Líder da associação Zero foi a Envendos conferenciar sobre o ambiente e a paz no mundo
Francisco Ferreira, o líder da associação ambientalista Zero, foi a Envendos na noite fria de 16 de Janeiro, conversar com cerca de duas dezenas de pessoas sobre os problemas ambientais que põem em causa a sobrevivência como a conhecemos.

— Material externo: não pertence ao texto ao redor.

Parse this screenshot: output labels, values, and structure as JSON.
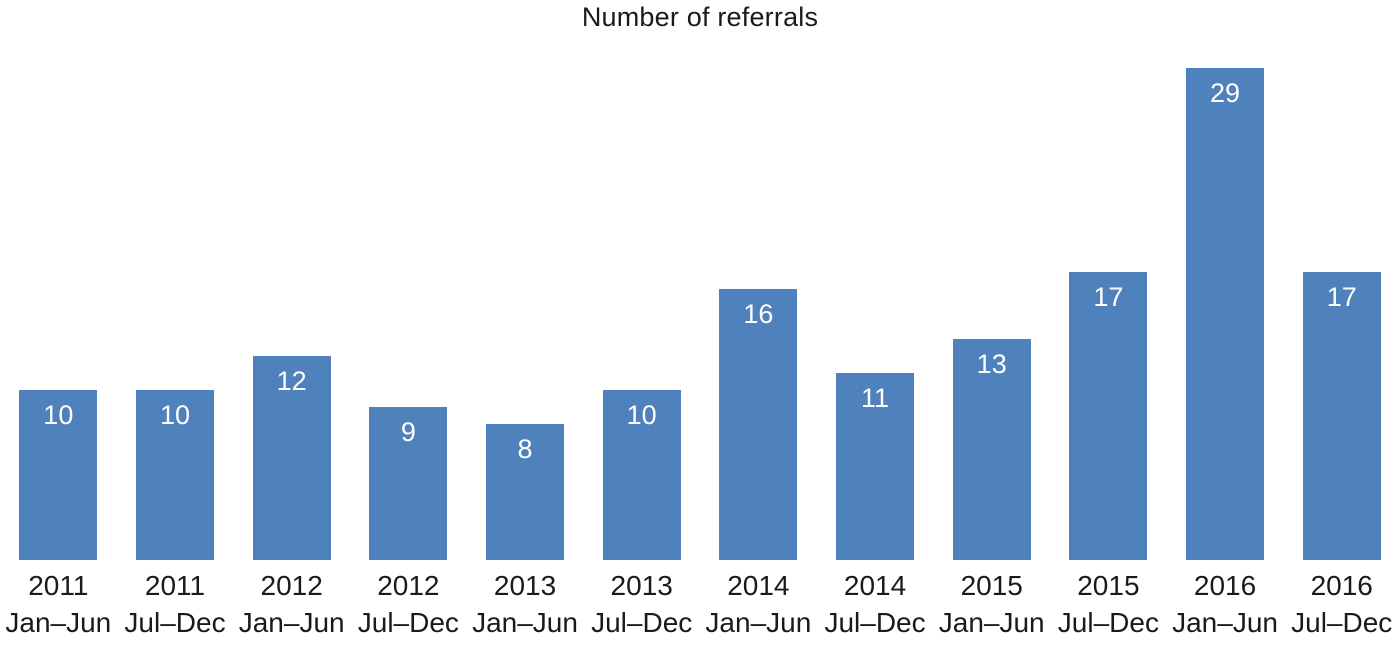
{
  "chart_data": {
    "type": "bar",
    "title": "Number of referrals",
    "categories": [
      {
        "year": "2011",
        "period": "Jan–Jun"
      },
      {
        "year": "2011",
        "period": "Jul–Dec"
      },
      {
        "year": "2012",
        "period": "Jan–Jun"
      },
      {
        "year": "2012",
        "period": "Jul–Dec"
      },
      {
        "year": "2013",
        "period": "Jan–Jun"
      },
      {
        "year": "2013",
        "period": "Jul–Dec"
      },
      {
        "year": "2014",
        "period": "Jan–Jun"
      },
      {
        "year": "2014",
        "period": "Jul–Dec"
      },
      {
        "year": "2015",
        "period": "Jan–Jun"
      },
      {
        "year": "2015",
        "period": "Jul–Dec"
      },
      {
        "year": "2016",
        "period": "Jan–Jun"
      },
      {
        "year": "2016",
        "period": "Jul–Dec"
      }
    ],
    "values": [
      10,
      10,
      12,
      9,
      8,
      10,
      16,
      11,
      13,
      17,
      29,
      17
    ],
    "xlabel": "",
    "ylabel": "",
    "ylim": [
      0,
      29
    ],
    "grid": false,
    "legend": "none",
    "data_labels": "inside-top",
    "bar_color": "#4f81bd",
    "value_label_color": "#ffffff",
    "axis_label_color": "#1a1a1a"
  }
}
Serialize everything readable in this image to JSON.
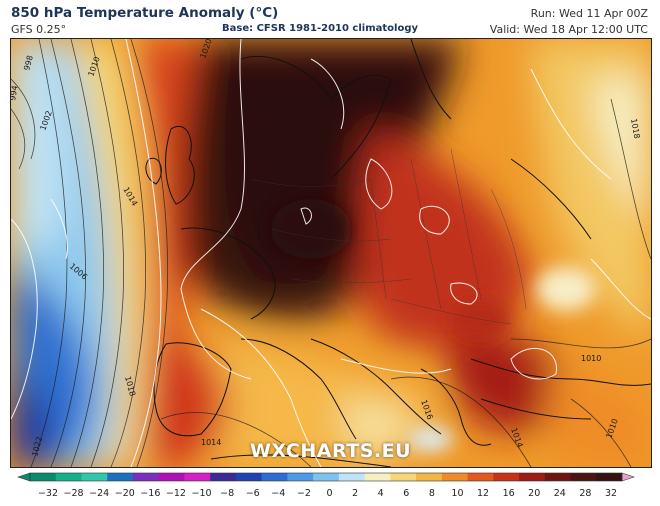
{
  "header": {
    "title": "850 hPa Temperature Anomaly (°C)",
    "model": "GFS 0.25°",
    "base": "Base: CFSR 1981-2010 climatology",
    "run": "Run: Wed 11 Apr 00Z",
    "valid": "Valid: Wed 18 Apr 12:00 UTC"
  },
  "watermark": "WXCHARTS.EU",
  "isobar_labels": [
    "998",
    "1010",
    "1002",
    "994",
    "1014",
    "1006",
    "1018",
    "1022",
    "1020",
    "1014",
    "1016",
    "1010",
    "1014",
    "1010",
    "1018"
  ],
  "colorbar": {
    "ticks": [
      "−32",
      "−28",
      "−24",
      "−20",
      "−16",
      "−12",
      "−10",
      "−8",
      "−6",
      "−4",
      "−2",
      "0",
      "2",
      "4",
      "6",
      "8",
      "10",
      "12",
      "16",
      "20",
      "24",
      "28",
      "32"
    ],
    "colors": [
      "#0b8a6e",
      "#15b08a",
      "#2fc6a9",
      "#1f6fbf",
      "#7b2fbf",
      "#b012b8",
      "#d61fc9",
      "#3c2a95",
      "#2242b4",
      "#2f6dd6",
      "#4d9be6",
      "#7fc2ef",
      "#bfe3f4",
      "#f6efc2",
      "#f5d77a",
      "#f3b545",
      "#ef8c27",
      "#e2581d",
      "#c7331a",
      "#9e1c16",
      "#6e1513",
      "#4a1411",
      "#331210"
    ]
  }
}
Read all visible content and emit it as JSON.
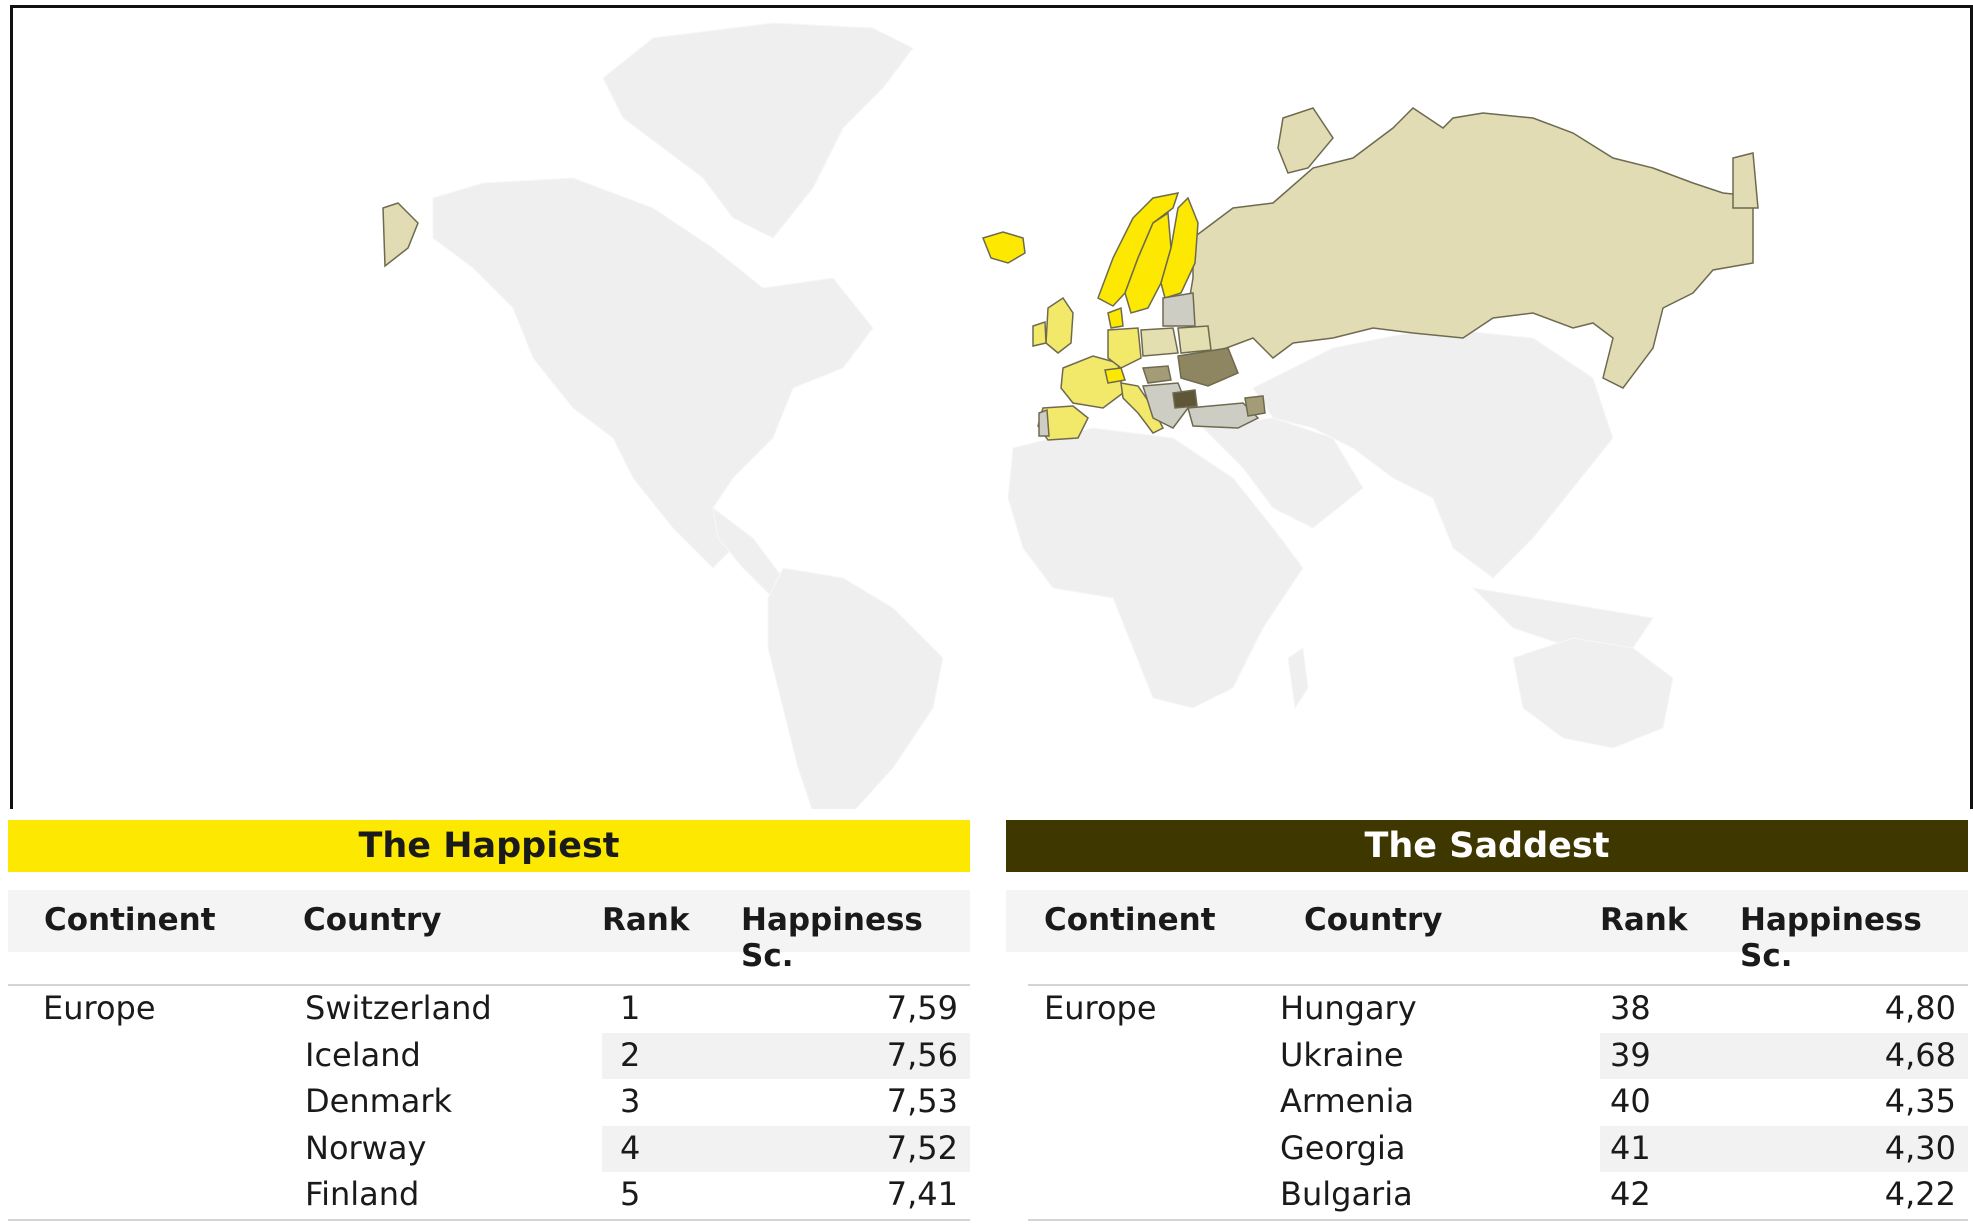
{
  "map": {
    "highlight_colors": {
      "happiest": "#fce800",
      "bright": "#f2e86a",
      "mid": "#e4dfb0",
      "russia": "#e1dcb3",
      "grey": "#cdcdc4",
      "dark": "#8e8660",
      "background_land": "#efefef"
    }
  },
  "happiest": {
    "title": "The Happiest",
    "header_color": "#fce800",
    "columns": [
      "Continent",
      "Country",
      "Rank",
      "Happiness Sc."
    ],
    "continent": "Europe",
    "rows": [
      {
        "country": "Switzerland",
        "rank": "1",
        "score": "7,59"
      },
      {
        "country": "Iceland",
        "rank": "2",
        "score": "7,56"
      },
      {
        "country": "Denmark",
        "rank": "3",
        "score": "7,53"
      },
      {
        "country": "Norway",
        "rank": "4",
        "score": "7,52"
      },
      {
        "country": "Finland",
        "rank": "5",
        "score": "7,41"
      }
    ]
  },
  "saddest": {
    "title": "The Saddest",
    "header_color": "#3f3700",
    "columns": [
      "Continent",
      "Country",
      "Rank",
      "Happiness Sc."
    ],
    "continent": "Europe",
    "rows": [
      {
        "country": "Hungary",
        "rank": "38",
        "score": "4,80"
      },
      {
        "country": "Ukraine",
        "rank": "39",
        "score": "4,68"
      },
      {
        "country": "Armenia",
        "rank": "40",
        "score": "4,35"
      },
      {
        "country": "Georgia",
        "rank": "41",
        "score": "4,30"
      },
      {
        "country": "Bulgaria",
        "rank": "42",
        "score": "4,22"
      }
    ]
  }
}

Embora Francisco Ferreira tenha adoptado na sua conferência o estilo de quem foi dar uma aula nocturna a alguns populares do concelho de Mação, não deixou de anunciar números e contar casos em que se prova que a biodiversidade está em perigo, que os incêndios, o uso continuado dos combustíveis fósseis, as desigualdades sociais, entre outros, começam a deixar o planeta Terra numa situação periclitante. Segundo anunciou, até final deste século as temperaturas podem subir de três a sete graus, o clima vai ficar de tal modo afectado que os períodos de secas e as tempestades vão fazer ainda mais vítimas. Se tudo continuar como está vamos perder muito provavelmente metade de todas as espécies animais que existem no mundo. Dando exemplos concretos, contou que os fogos de 2017, que fizeram vários mortos e devastaram parte importante da floresta portuguesa, deveram-se em parte às condições climatéricas, e que no ano seguinte, na zona de Leiria, a poucos quilómetros da costa, foi detectado um furacão no mar que por pouco não chegava a terra, o que é uma situação inédita no nosso país.
Depois de anunciar quais são as alterações do milénio para as questões da educação ambiental, igualdade de oportunidades, acesso à saúde e aos bens essenciais, entre outros, falou nos 17 objectivos para um novo planeta que, resumidamente, devem incluir a paz no mundo, justiça e água potável para todas as pessoas. Em 2022 o Paquistão teve inundações que afectaram a vida de mais 33 milhões de pessoas, ou seja, um terço do país esteve submerso devido a inundações repentinas que também ocorreram em áreas vizinhas da Índia e do Afeganistão, lembrou, para justificar os avisos que sobre a falência do planeta.
Embora reconhecendo que Portugal é o país da Europa onde há mais e melhor biodiversidade, lembrou que somos um dos países do mundo onde se come mais peixe e carne, pelo que devemos reduzir o consumo de proteína animal de forma a ajudarmos nas questões ambientais, lembrando que Portugal enfrenta nesta altura um problema grave que são os aterros, quase todos e a rebentar pelas costuras.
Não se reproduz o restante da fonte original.